In order to examine the regulatory effects of NEAT1, miR-24-3p and LRG1 in RB progression, pcDNA-LRG1, pcDNA-LRG1 + miR-24-3p, pcDNA-LRG1 + miR-24-3p + pcDNA-NEAT1 or their matched controls were transfected into Y79 and WERI-RB1 cells. The transfection efficiency of pcDNA-LRG1 was determined via western blotting, and it was identified that the protein expression level of LRG1 was significantly increased in Y79 and WERI-RB1 cells, which demonstrated the success of transfection (Fig. S1D).

Transwell assay results suggested that the migratory (both P<0.001) and invasive (both P<0.001) abilities of Y79 and WERI-RB1 cells were significantly enhanced following pcDNA-LRG1 transfection, and the effects were reversed following miR-24-3p overexpression (all P<0.01). However, the effects of pcDNA-LRG1 + miR-24-3p on cell migration (both P<0.001) and invasion (Y79 cells, P<0.05; WERI-RB1 cells, P<0.05) were reversed by the overexpression of NEAT1 (Fig. 6A and B).

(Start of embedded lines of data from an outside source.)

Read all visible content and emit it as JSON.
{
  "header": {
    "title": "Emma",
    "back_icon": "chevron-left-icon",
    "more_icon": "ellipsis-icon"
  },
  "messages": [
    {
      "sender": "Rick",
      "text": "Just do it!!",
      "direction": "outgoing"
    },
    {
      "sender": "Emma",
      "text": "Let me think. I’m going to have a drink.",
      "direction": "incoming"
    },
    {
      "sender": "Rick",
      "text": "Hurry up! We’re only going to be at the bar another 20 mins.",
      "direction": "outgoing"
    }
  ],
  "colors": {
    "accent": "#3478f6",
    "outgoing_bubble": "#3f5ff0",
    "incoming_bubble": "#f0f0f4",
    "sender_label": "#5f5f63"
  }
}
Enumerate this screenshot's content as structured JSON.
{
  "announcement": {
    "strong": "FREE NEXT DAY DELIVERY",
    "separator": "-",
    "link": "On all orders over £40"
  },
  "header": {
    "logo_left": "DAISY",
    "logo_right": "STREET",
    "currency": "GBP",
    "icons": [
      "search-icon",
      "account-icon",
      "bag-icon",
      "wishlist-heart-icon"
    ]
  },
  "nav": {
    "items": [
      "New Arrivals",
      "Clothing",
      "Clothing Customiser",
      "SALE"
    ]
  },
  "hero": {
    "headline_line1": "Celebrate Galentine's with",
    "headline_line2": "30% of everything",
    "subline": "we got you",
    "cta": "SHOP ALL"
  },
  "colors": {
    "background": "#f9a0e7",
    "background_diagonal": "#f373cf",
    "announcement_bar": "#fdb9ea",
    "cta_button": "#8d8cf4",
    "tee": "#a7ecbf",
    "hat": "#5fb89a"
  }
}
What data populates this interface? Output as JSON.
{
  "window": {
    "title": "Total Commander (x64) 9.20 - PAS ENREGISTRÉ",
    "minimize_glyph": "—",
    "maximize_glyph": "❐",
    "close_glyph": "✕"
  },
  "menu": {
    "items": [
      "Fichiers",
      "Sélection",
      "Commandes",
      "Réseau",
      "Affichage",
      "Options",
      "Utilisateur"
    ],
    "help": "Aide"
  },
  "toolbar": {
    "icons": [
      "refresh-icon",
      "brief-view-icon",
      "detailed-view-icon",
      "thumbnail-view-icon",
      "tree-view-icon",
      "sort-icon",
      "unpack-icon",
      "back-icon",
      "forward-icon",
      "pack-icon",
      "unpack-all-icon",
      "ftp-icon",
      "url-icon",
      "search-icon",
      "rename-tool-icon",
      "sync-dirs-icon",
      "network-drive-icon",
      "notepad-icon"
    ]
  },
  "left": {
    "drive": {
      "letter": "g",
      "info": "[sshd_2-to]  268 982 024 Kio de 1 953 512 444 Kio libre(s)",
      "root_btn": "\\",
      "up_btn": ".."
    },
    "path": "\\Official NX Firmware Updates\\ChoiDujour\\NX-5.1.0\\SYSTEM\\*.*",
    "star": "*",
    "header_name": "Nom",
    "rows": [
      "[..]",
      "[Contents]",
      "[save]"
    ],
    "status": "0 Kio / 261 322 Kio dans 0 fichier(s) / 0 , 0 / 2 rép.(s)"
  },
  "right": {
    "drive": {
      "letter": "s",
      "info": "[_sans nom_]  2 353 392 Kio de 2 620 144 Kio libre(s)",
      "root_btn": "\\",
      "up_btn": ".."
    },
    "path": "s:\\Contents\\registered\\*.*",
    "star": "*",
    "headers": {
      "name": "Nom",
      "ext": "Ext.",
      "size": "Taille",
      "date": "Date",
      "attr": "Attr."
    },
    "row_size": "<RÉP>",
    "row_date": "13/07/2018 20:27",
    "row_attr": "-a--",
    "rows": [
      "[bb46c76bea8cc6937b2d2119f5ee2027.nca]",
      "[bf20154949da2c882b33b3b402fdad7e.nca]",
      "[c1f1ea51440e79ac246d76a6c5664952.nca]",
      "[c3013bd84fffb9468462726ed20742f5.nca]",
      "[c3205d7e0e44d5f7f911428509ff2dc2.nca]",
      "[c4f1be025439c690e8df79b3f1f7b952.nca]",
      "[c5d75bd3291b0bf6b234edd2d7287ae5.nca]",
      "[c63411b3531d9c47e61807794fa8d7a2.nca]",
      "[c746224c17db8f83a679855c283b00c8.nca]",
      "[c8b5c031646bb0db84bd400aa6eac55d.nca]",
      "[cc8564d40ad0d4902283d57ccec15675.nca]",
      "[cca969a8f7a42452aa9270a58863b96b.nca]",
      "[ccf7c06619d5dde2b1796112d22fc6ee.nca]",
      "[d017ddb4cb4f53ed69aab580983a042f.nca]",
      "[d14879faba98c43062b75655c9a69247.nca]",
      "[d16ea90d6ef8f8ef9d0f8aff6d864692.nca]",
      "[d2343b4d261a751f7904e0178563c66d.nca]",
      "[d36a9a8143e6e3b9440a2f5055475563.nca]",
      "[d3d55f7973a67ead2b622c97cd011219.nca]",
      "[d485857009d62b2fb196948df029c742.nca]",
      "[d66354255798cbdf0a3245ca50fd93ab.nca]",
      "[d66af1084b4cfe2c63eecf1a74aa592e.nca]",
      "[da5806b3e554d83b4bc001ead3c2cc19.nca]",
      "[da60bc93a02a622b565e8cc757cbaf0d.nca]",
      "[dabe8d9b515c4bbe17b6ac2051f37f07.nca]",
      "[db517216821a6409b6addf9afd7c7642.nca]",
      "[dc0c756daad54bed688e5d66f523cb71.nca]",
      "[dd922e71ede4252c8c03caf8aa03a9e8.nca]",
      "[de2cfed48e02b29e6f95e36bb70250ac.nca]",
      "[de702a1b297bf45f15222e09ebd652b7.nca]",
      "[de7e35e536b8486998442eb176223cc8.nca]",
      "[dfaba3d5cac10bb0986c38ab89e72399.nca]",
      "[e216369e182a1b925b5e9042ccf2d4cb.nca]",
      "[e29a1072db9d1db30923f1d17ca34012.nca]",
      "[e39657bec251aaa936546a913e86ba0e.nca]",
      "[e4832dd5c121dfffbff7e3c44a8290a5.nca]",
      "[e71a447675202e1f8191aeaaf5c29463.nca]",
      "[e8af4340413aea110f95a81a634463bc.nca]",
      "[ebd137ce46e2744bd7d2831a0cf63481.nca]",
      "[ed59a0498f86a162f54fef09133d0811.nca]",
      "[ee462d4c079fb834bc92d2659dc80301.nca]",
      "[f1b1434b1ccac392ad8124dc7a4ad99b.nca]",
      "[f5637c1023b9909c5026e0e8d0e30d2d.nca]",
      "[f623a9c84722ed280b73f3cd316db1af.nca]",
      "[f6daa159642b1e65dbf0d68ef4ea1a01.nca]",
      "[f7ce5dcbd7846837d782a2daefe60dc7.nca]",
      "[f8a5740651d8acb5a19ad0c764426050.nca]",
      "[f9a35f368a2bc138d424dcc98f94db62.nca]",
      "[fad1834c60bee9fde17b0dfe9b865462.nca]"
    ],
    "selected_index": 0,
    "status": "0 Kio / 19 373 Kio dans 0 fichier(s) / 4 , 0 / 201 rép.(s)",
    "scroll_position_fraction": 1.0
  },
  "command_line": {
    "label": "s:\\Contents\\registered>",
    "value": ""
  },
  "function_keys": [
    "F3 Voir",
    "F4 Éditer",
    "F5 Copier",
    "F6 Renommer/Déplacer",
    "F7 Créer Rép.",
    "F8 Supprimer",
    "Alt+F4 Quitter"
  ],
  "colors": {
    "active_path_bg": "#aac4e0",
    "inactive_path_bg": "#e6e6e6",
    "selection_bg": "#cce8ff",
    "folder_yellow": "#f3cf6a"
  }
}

The expression levels of MMP9, N-cadherin and E-cadherin were then determined via western blotting. It was indicated that MMP9 (both P<0.001)and N-cadherin expression levels were significantly elevated (both P<0.001), while E-cadherin expression was significantly reduced (Y79 cells, P<0.01; WERI-RB1 cells, P<0.05) in pcDNA-LRG1-treated Y79 and WERI-RB1 cells; these effects on MMP9 (both P<0.001), N-cadherin (both P<0.001) and E-cadherin (Y79 cells, P<0.01; WERI-RB1 cells, P<0.05) levels were restored in pcDNA-LRG1 + miR-24-3p-treated cells. Furthermore, NEAT1 overexpression decreased the impact of pcDNA-LRG1 + miR-24-3p on the expression levels of MMP9 (both P<0.001), N-cadherin (both P<0.001) and E-cadherin (Y79 cells, P<0.001; WERI-RB1 cells, P<0.01; Fig. 6C and D). Collectively, the results indicated that NEAT1 regulates cell migration, invasion and EMT via the miR-24-3p/LRG1 axis in RB.